Doch, Smith bleibt nicht bei diesen, sondern wirft weitere Fragen auf. Wie gehen wir mit Schuld und Schuldigen um? Was ist richtig und falsch?

Ja, sogar Fragen von gesellschaftlichen Grenzen werden aufgeworfen, wenn man das Szenario betrachtet, dass es einen Himmel getrennt nach Altersklassen und Nationalitäten gibt.

Genau, wie Oliver und Johnny so manches Mal an diesen Problemen zu zerbrechen drohen, der eine früher, der andere später, merkt auch der Leser schnell die Begrenztheit des Gedankenspiels des Autoren.

Smith möchte zu viel, fabriziert Längen, wo keine sein müssten, was bei den kurzen Kapiteln, die allesamt nach den Elementen des Periodensystems nummeriert sind, an sich schon eine Kunst ist und droht allenthalebn, seine Leser zu verlieren.

Nur gerade so, schaffen es dann folgende spannendere Kapitel, die mit zunehmender Seitenzahl an Tempo gewinnen, den Leser wieder mitzunehmen.

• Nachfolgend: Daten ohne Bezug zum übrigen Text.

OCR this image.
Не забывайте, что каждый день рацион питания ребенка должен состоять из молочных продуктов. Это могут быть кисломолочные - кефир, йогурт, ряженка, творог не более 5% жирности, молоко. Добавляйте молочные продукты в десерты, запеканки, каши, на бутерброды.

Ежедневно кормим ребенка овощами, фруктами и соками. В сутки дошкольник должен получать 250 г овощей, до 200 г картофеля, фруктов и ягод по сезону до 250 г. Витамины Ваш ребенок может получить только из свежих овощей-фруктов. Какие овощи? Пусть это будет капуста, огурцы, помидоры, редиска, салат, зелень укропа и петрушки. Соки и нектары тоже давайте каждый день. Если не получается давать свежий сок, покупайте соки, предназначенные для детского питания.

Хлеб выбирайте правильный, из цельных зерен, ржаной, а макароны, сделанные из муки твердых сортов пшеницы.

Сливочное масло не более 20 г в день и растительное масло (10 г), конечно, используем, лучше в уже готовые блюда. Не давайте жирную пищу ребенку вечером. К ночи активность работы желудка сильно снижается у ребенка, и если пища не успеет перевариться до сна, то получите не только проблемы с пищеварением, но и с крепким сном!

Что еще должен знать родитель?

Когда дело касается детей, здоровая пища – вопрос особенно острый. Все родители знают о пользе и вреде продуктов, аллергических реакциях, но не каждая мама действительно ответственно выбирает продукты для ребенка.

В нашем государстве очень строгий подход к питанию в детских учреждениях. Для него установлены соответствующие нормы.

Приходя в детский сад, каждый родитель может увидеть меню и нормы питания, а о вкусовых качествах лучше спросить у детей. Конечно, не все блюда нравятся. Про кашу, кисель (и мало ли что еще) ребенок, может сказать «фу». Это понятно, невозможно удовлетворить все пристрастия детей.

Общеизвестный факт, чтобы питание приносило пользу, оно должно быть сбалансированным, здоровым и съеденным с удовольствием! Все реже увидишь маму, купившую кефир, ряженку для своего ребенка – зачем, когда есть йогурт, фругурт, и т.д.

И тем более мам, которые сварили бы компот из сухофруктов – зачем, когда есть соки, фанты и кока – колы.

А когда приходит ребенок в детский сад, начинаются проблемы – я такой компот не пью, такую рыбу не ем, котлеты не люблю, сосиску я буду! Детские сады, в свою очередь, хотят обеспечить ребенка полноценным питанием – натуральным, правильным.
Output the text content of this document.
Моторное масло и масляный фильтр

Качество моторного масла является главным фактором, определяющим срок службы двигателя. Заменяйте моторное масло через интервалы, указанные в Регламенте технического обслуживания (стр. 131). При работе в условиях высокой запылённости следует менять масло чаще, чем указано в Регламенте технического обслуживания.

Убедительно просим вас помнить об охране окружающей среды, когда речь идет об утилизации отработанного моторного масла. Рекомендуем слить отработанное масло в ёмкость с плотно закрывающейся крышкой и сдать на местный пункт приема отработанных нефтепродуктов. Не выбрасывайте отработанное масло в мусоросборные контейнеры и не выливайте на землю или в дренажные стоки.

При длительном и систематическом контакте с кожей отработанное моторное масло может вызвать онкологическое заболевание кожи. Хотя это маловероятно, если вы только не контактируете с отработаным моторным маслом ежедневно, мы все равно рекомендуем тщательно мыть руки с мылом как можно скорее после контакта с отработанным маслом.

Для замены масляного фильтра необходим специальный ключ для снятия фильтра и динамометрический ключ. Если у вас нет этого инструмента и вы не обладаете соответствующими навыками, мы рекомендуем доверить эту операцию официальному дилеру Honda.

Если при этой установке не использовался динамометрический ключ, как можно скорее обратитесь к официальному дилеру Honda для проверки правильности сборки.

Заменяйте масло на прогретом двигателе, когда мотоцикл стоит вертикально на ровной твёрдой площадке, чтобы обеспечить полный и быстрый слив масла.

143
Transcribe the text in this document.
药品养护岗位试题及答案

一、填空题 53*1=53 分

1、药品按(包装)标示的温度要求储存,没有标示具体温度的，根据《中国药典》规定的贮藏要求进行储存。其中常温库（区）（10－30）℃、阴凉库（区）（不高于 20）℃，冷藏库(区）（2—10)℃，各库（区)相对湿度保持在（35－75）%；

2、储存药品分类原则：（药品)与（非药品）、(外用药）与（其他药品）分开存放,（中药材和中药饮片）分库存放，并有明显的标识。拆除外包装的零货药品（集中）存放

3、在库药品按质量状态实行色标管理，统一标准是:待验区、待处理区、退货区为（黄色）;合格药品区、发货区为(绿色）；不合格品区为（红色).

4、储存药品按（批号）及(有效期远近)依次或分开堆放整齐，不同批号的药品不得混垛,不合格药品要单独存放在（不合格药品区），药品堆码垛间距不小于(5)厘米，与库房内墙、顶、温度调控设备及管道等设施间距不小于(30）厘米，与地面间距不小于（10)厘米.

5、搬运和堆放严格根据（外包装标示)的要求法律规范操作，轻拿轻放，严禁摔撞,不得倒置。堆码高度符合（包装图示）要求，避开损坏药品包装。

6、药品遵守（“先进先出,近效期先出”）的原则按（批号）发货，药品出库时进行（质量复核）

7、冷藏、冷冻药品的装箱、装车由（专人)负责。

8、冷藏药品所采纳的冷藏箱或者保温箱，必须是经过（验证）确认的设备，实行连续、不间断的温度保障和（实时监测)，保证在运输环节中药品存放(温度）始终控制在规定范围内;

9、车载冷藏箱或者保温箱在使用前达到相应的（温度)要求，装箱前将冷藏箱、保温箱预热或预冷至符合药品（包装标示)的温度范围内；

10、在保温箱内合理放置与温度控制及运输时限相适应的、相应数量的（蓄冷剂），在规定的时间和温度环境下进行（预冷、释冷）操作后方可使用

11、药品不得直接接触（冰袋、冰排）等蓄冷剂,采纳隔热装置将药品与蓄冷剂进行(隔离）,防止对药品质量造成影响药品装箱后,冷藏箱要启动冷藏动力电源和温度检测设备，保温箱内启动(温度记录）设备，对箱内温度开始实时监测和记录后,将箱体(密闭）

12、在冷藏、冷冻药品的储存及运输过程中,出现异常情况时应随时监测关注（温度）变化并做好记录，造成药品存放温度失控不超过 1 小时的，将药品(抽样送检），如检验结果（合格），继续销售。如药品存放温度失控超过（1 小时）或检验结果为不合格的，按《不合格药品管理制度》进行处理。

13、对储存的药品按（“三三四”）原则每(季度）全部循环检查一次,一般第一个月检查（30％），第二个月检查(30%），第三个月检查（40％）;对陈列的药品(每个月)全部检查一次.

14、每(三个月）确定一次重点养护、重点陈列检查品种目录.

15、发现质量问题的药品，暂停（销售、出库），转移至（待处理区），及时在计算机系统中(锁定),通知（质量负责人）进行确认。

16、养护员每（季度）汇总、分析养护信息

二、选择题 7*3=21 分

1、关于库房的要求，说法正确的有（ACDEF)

Letztendlich das Ausschlaggebende dafür, den Roman bis zum Ende durchzulesen.

Die Protagonisten bleiben zudem, bis auf wenige der Hauptfiguren (da, auch nicht alle) farblos und entwickeln sich kaum weiter, wenn der Autor auch beschreibt, dass selbst in der Welt der Dauer-13-jährigen Entwicklung, wenn auch nur charakterlich, existiert.

Auch logische Fehler hat diese Welt, regiert von einer Übergestalt namens Zig, der eher wie ein verplanter Lebenskünstler agiert statt wie eine Gottheit.

Zum einen die Beschränktheit des himmlichen Daseins auf 50 Jahre, zum anderen in Zigs Gabe den Kindern z.B. nur Comics und vegetarisches Essen, nicht aber Lexika und Fleisch zukommen zu lassen.

Leider ist zu wenig bekannt als dass man Smith missionarischen Eifer unterstellen könnte aber es fühlt sich an manchen Stellen ebendoch wie ein erhobener Zeigefinger an, der inkonsequent mal in die eine, dann in die andere Richtung zeigt.

Schade, da sich der Autor damit viel Potential von seiner Geschichte einfach vergibt. Das Grundthema “Das Leben nach Boo” ist trotzdem überlegens- und lesenswert. Und, wem das ganze dennoch abgeht, kann ja immer noch alle elf Cover der deutschen Ausgabe sammeln.

Autor:

Neil Smith lebt als Autor und Übersetzer in Montreal, Kanada. Sein Debüt “Bang Crunch” wurde von der Washingtron Post zum Buch des Jahres gewählt. Mit diesem Erzählband gewann Smith zahlreiche Preise.

Sein zweiter Roman “Das Leben nach Boo” wurde bishlang in sieben Sprachen übersetzt. Auch dafür wurde er mehrfach ausgezeichnet.